I still don't get Ceph...


Well-Known Member
Jun 20, 2020

I have this little three node PVE/Ceph cluster.

And due to performance issues I got around to swap my Ceph OSD SSDs once again. I outed one OSD in one of the nodes and it Ceph started rebalancing/remapping/backfilling (as expected). After rebalancing/remaping/backfilling was done, I stopped the OSD and - I think - nothing happened (or maybe it did some more rebalancing/backfilling - not sure). Anyways, I waited a couple of hours and there was no further action, the Ceph circle was all green.

Now when I destroyed the OSD, Ceph started rebalancing/remaping/backfilling again. That was unexpected. I thought that after an OSD was stopped and the cluster has done its thing, it would not rely on it anymore (so that it would not care about the destruction of such OSD anymore).

Can someone help me out why it is behaving like it is?

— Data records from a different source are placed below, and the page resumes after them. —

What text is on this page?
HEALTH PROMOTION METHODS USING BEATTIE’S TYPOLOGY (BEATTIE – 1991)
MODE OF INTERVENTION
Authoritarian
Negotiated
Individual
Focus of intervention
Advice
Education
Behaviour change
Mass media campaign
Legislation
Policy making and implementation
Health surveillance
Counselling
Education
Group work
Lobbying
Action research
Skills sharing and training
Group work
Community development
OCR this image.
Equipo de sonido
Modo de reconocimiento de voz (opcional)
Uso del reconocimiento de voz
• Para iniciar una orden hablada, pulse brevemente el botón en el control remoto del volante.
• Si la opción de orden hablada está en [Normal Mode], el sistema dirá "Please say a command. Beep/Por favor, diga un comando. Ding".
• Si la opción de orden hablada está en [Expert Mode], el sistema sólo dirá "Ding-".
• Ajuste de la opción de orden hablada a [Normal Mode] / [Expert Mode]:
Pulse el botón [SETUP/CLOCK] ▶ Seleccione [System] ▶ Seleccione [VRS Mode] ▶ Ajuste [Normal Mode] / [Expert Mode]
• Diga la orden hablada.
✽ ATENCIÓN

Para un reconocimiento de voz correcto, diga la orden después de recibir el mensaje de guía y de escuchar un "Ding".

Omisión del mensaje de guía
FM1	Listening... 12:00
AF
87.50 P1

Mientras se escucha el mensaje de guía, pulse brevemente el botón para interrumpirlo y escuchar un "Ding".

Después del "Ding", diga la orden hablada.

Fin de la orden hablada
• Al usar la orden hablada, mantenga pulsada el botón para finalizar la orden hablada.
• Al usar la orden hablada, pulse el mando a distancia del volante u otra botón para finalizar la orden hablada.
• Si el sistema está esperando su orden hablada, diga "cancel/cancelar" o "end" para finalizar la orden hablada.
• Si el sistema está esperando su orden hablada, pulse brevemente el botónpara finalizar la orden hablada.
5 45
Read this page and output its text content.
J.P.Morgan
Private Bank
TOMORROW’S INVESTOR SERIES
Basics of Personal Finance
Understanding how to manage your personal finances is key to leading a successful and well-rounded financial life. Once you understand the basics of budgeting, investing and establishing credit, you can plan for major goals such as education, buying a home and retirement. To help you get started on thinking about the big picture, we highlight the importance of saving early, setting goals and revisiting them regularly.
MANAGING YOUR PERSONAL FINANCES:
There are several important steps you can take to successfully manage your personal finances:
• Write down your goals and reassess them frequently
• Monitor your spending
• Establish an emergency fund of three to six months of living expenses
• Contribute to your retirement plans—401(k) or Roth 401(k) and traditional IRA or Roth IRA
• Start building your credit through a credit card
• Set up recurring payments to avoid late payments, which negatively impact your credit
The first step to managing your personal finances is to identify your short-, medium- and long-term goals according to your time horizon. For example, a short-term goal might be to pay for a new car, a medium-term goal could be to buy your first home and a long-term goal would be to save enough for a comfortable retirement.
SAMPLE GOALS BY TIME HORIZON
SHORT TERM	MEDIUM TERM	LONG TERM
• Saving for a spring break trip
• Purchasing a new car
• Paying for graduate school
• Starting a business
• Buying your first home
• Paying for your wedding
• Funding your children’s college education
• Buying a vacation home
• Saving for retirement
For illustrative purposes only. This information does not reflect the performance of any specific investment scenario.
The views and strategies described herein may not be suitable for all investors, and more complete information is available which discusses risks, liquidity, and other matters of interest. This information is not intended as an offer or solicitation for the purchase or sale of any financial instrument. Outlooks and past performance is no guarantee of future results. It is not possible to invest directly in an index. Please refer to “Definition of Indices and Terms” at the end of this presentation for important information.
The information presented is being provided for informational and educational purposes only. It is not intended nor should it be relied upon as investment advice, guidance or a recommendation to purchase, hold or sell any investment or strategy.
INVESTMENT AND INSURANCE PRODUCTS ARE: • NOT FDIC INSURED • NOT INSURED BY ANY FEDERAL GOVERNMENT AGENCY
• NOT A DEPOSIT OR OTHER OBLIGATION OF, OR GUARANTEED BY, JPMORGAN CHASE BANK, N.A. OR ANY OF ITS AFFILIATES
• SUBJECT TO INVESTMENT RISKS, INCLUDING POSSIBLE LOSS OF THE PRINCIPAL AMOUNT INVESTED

note that you can control whether rebalancing (and other stuff) happens via flags (but it is of course also affected by your replication settings and crush rules, i.e., with 3/2 and failure domain host, you might not always see recovery/rebalancing, even when OSDs are removed).
You have changed the cluster topology when destroying the OSD.
Every change to the cluster topology makes the CRUSH algorithm relocate some placement groups.
Hmm, and do you know what PGs are relocated and why?
note that you can control whether rebalancing (and other stuff) happens via flags (but it is of course also affected by your replication settings and crush rules, i.e., with 3/2 and failure domain host, you might not always see recovery/rebalancing, even when OSDs are removed).
Thanks, I am aware of that and I guess I want Ceph to do what has to be done. That's okay for me.

It is just that I had expected all the necessary rebalancing etc. to happen after I downed and outed the OSD. With that done, I expected the OSD to be gone in the eyes of Ceph. And that destroying wouldn't trigger any further action from Ceph.